MANCHESTER — The furniture company that was expected to move into the former Sam’s Club warehouse at 69 Pavilions Drive has stepped away from the deal with the property’s owner, a real estate agent said Tuesday.

Sean Kumnick, an associate at Colliers International, a real estate brokerage and investment management company who represents the property’s owner, the Grossman Cos. Inc., told the JI on Tuesday that the furniture company reneged on the agreement about two weeks ago “to pursue other options.”

The 139,145-square-foot building, which was built in 1991, has been vacant since Sam’s Club closed in 2018. It is located near the Shoppes at Buckland Hills.

Last month, the Planning and Zoning Commission received an application from a real estate developer to convert the former Sam’s Club property into a furniture warehouse and retail store. A public hearing for the application had not yet been set.

Headquartered in Quincy, Massachusetts, the Grossman Cos. bought the property last July for $6.75 million, property records show.

The company still intends to use it for wholesale trade, storage, and warehousing, Kumnick said.

“There’s potential for anything — it’s just a question of getting it approved by the town,” Kumnick said.

Jake Grossman, president of the Grossman Cos., said last month the property is in a “really good location” with convenient highway access.
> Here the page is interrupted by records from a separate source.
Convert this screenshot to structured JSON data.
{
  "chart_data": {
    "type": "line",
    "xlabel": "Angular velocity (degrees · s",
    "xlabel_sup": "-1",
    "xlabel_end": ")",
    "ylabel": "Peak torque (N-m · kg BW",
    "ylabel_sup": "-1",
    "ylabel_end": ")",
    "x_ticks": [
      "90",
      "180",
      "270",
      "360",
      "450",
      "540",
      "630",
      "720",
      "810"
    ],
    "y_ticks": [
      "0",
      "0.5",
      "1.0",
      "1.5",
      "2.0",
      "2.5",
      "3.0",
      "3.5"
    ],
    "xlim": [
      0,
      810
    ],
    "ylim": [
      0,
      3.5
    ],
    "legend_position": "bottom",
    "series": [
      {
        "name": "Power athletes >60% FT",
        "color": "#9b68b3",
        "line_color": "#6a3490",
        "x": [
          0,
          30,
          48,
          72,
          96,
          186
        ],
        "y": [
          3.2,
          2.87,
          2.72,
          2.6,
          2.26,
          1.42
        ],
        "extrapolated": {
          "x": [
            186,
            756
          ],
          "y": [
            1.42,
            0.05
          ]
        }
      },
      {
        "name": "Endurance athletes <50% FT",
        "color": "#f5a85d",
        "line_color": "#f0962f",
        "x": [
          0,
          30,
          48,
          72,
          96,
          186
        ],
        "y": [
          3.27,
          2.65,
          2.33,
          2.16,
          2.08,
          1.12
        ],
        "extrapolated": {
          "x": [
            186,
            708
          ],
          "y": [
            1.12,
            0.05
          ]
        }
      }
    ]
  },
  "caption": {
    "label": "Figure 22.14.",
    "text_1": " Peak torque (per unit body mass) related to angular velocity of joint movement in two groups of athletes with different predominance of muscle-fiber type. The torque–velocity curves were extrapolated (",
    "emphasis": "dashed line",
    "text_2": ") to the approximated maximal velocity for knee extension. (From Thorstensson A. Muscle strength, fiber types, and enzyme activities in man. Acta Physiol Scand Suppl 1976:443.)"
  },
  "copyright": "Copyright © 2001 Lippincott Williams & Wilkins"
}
The building’s physical structure is also “really good for lots of different kinds of uses,” Grossman said.

Kumnick said the owner will continue to search for another tenant, and “hopefully somebody will step up who wants to lease the building.”

Residents had shared mixed reactions on social media upon hearing that a furniture store would be occupying the former Sam’s Club.

While some were happy that the building would be in use again, others in a local Facebook forum voiced their displeasure with another furniture store opening in Manchester, which already has Bob’s Discount Furniture, Raymour & Flanigan, and La-Z Boy Furniture Galleries, among others.

In August 2020, the Planning and Zoning Commission agreed to amend the Comprehensive Urban Development zone regulations to allow light manufacturing at the request of Amber Properties LLC, which said it bought the property for $6.1 million in May 2020. The property is in the CUD zone.

A representative for Amber Properties told the PZC it hoped to convert the building into a multi-tenant warehouse/distribution/light manufacturing facility.

Officials at the time said that Walmart, which owns Sam’s Club, places deed restrictions on properties it sells, meaning several types of businesses, such as Amazon facilities or other rival retailers, can’t go into such properties. Additionally, retail has moved away from big box stores as shoppers have moved online.

That plan didn’t come to fruition, but shortly after that, the state said it would purchase the property and use it for personal protective equipment storage during COVID-19.

The state was in negotiations to buy the property for no more than $6.8 million, but that plan fell through.